Surprising findings:

• Reasoning practice can slightly improve general language modeling loss—suggesting symbolic patterns (like structure and compositionality) may help next-token prediction.
• CoT traces in only ~50% of examples were enough to see benefits; full-time traces may not be necessary for small models.
• Despite breadth, procedural data is cheap to produce, so adding tokens can be net-positive even if total token count grows.

Caveats:

• Results are on small models (<100M) and modest token budgets; they are promising but not definitive for very large scales.
• No RLVR training curves are included here; the suite is RL-ready but large-scale RL was scoped to future work.

🍞 Top Bread (Hook) Even the best Swiss Army knife has tools it doesn’t include—and you still need a steady hand to use it well.

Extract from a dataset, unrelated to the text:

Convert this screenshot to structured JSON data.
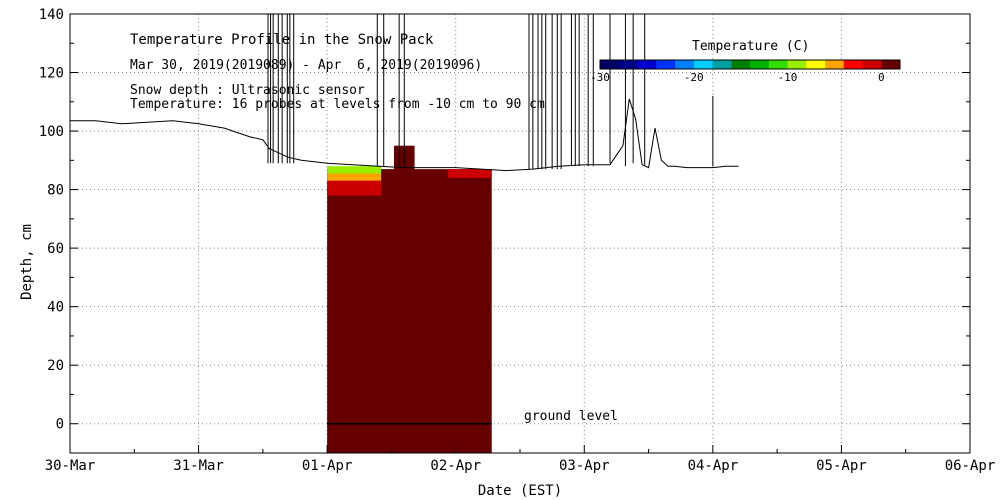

🥬 The Concept: Honest Assessment

• Limitations (what this can’t do yet):
  1. Scope: Focused on formal/symbolic domains; transfer to messy, real-world text or vision tasks is plausible but unproven.
  2. Scale: Experiments use small models/data; behavior at GPT-scale or multi-trillion token runs is an open question.
  3. RLVR: Although every task exposes verifiable rewards, no end-to-end RL results are reported here.
  4. Residual noise: Despite solver checks and audits, a small fraction of generated items may contain inconsistencies.
• Required resources:
  • CPU-heavy generation with external solvers (containerized), parallelism across many cores is recommended; modest GPU for SFT experiments.
  • Storage for billions of tokens if you replicate the released corpora.
• When not to use:
  1. If you need purely natural, stylistic prose data (e.g., creative writing) without formal structure.
  2. If your training budget forbids extra tokens and you can’t swap out any web data.
  3. If you require domain-specific knowledge (e.g., medicine) not covered by symbolic tasks.
• Open questions:
  1. How to best schedule the difficulty knob over long training runs?
  2. What’s the optimal symbolic-to-natural mixing ratio at larger scales?
  3. How well do these skills transfer to tool-use agents or multimodal settings?
  4. Which traces (algorithmic vs. proof-derived) help most, and when?

🍞 Bottom Bread (Anchor) Think of Reasoning Core as a strong gym for logic muscles; it won’t teach you poetry, and we still need to learn the best workout plan for marathoners, but it reliably builds strength where it counts for reasoning.

Three-sentence summary:

• Reasoning Core is a scalable suite that procedurally generates broad, verifiable symbolic tasks—with a smooth difficulty knob and optional step-by-step traces—for pre-training, post-training, and RL with verifiable rewards.
• By emphasizing distributional generality across foundational domains (planning, FOL, CFGs, Bayesian nets, equations) and pairing each with external solvers, it supplies endless clean practice that teaches genuine reasoning rather than template tricks.
• Mixing this data into training improved downstream reasoning while preserving, or slightly improving, general language modeling, and the tasks remain challenging even for frontier models.

Main achievement:

• Unifying broad procedural generation, rigorous solver verification, curriculum control, and trace supervision in one API and releasing it at scale (with code and billions of tokens) under a permissive license.

Future directions:

• Full-scale RLVR studies with massive rollouts and curriculum schedules; exploration of transfer to non-symbolic domains and multimodal tasks; automated difficulty pacing driven by online performance.

Why remember this:

• It’s a practical, reproducible way to build neurosymbolic skills early: infinite, diverse, and verifiable puzzles that help models learn how to think step-by-step—not just talk like they can.